Personne, dans l’équipe de Spotlight, n’aurait pu faire ce chemin seul. Lorsque l’un des journalistes refuse de croire ce qu’il découvre, un autre l’encourage à continuer. La honte ne peut s’affronter que collectivement. Mais le film Spotlight nous montre qu’elle a deux versants. Le premier est la menace qu’elle fait peser sur la personnalité. Les journalistes de Spotlight perdent d’abord tous leurs repères en commençant à découvrir l’étendue d’un scandale auquel ils ne veulent pas croire. Puis ils découvrent qu’ils ont en réalité tout fait pour se le cacher à eux-mêmes. Et alors la honte change de sens. Dans la honte de s’être si longtemps caché une vérité qu’ils craignaient de découvrir parce qu’elle les dérangeait, ils puisent la force d’aller jusqu’au bout. La honte correspond ainsi à deux réalités presque opposées : d’un côté, une plongée dans la confusion et, de l’autre, un signal d’alarme qui prévient du risque qu’il y aurait à ne pas dépasser la situation dans laquelle on s’est installé. Savoir se débrouiller avec la honte, la sienne et celle des autres, c’est justement être attentif à ce point de basculement où la honte cesse d’être l’angoisse de perdre le contact avec ses pairs pour devenir un appel à les inviter à construire un monde différent. C’est autour de cette double entrée de la honte que se sont nouées les tragédies de la pédophilie et de l’inceste, et autour d’elles qu’elles se sont dénouées.

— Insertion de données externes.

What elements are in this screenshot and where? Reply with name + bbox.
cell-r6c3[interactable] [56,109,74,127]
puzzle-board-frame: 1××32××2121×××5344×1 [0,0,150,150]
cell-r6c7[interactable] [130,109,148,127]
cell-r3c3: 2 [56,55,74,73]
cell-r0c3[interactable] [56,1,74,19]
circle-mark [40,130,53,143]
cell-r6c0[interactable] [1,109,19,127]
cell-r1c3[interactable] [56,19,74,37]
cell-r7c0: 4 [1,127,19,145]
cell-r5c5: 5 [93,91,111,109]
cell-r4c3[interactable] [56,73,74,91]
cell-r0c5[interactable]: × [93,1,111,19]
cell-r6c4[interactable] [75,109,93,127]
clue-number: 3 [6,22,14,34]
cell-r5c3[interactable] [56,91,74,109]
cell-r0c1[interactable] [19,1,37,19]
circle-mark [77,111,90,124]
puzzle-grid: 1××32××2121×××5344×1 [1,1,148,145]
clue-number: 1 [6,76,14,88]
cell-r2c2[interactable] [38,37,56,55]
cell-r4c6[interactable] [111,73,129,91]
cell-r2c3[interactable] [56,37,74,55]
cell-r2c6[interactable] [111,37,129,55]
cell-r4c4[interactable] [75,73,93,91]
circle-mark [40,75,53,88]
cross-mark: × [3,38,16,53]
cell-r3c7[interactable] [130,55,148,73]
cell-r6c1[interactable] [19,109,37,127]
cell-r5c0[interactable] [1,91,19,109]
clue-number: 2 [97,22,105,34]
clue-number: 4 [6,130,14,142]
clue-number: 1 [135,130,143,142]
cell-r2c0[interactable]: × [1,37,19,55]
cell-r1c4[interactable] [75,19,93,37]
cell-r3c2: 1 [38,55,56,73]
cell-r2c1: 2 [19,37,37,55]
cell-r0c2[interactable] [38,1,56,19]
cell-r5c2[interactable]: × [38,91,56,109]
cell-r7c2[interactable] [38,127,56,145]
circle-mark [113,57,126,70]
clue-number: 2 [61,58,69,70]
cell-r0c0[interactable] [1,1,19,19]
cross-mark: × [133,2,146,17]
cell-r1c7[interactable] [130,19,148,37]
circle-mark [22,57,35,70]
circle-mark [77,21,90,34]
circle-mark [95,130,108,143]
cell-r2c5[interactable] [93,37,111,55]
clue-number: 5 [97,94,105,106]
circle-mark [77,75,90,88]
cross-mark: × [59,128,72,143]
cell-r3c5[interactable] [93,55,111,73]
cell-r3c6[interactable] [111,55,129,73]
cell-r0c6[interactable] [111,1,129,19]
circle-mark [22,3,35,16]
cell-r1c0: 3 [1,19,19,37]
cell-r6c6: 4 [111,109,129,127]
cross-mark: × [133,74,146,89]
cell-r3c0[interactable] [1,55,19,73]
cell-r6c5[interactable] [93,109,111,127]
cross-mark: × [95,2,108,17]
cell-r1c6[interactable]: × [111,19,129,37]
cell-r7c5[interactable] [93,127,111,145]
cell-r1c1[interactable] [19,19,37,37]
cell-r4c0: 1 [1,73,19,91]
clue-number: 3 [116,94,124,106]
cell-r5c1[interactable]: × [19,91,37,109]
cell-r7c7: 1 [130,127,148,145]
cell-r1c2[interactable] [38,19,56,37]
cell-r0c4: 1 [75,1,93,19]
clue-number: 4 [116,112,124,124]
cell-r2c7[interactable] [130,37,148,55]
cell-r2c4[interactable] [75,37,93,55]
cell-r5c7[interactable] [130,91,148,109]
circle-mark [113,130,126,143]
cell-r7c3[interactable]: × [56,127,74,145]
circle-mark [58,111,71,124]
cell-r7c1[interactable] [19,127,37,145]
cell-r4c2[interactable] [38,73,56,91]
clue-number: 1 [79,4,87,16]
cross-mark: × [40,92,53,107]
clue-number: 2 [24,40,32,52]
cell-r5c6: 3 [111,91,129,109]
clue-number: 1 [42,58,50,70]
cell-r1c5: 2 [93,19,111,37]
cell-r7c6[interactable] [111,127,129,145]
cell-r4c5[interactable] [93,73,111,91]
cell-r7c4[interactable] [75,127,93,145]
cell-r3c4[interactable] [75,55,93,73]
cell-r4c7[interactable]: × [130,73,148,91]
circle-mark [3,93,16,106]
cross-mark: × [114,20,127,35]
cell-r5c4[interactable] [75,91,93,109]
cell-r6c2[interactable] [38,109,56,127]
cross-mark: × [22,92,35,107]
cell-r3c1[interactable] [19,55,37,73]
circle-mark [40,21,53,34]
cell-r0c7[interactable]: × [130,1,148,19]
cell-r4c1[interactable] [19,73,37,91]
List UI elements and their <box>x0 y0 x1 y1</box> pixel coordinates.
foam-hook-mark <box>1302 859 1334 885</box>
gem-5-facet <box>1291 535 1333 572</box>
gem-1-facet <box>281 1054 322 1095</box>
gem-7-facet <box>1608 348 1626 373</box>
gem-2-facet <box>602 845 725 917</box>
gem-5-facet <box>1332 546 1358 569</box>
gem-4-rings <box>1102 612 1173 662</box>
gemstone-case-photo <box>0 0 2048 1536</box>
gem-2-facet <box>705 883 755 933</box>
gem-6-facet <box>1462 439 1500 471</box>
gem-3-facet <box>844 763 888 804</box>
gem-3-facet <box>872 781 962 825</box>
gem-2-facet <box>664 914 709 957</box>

Le hasard fait que Spotlight sort sur les écrans au moment où plusieurs ecclésiastiques français, dont le cardinal Barbarin, sont sous le feu des projecteurs pour des problèmes semblables. Mais nous aurions tort de croire qu’une telle conspiration du silence ne puisse toucher que des actes pédophiles. La dénonciation actuelle, par des femmes élues, des diverses formes de harcèlements sexuels dont elles sont victimes de la part du personnel politique masculin nous le rappelle opportunément. L’omerta se craquelle, et il était temps.

 

 

Bibliographie

Thomas, E. (1985). Le sang des mots, Paris : Aubier.

Tisseron S. (1992). La Honte, Paris : Dunod (2012).

Tisseron S. (2005). Vérités et mensonges de nos émotions. Paris : Albin Michel.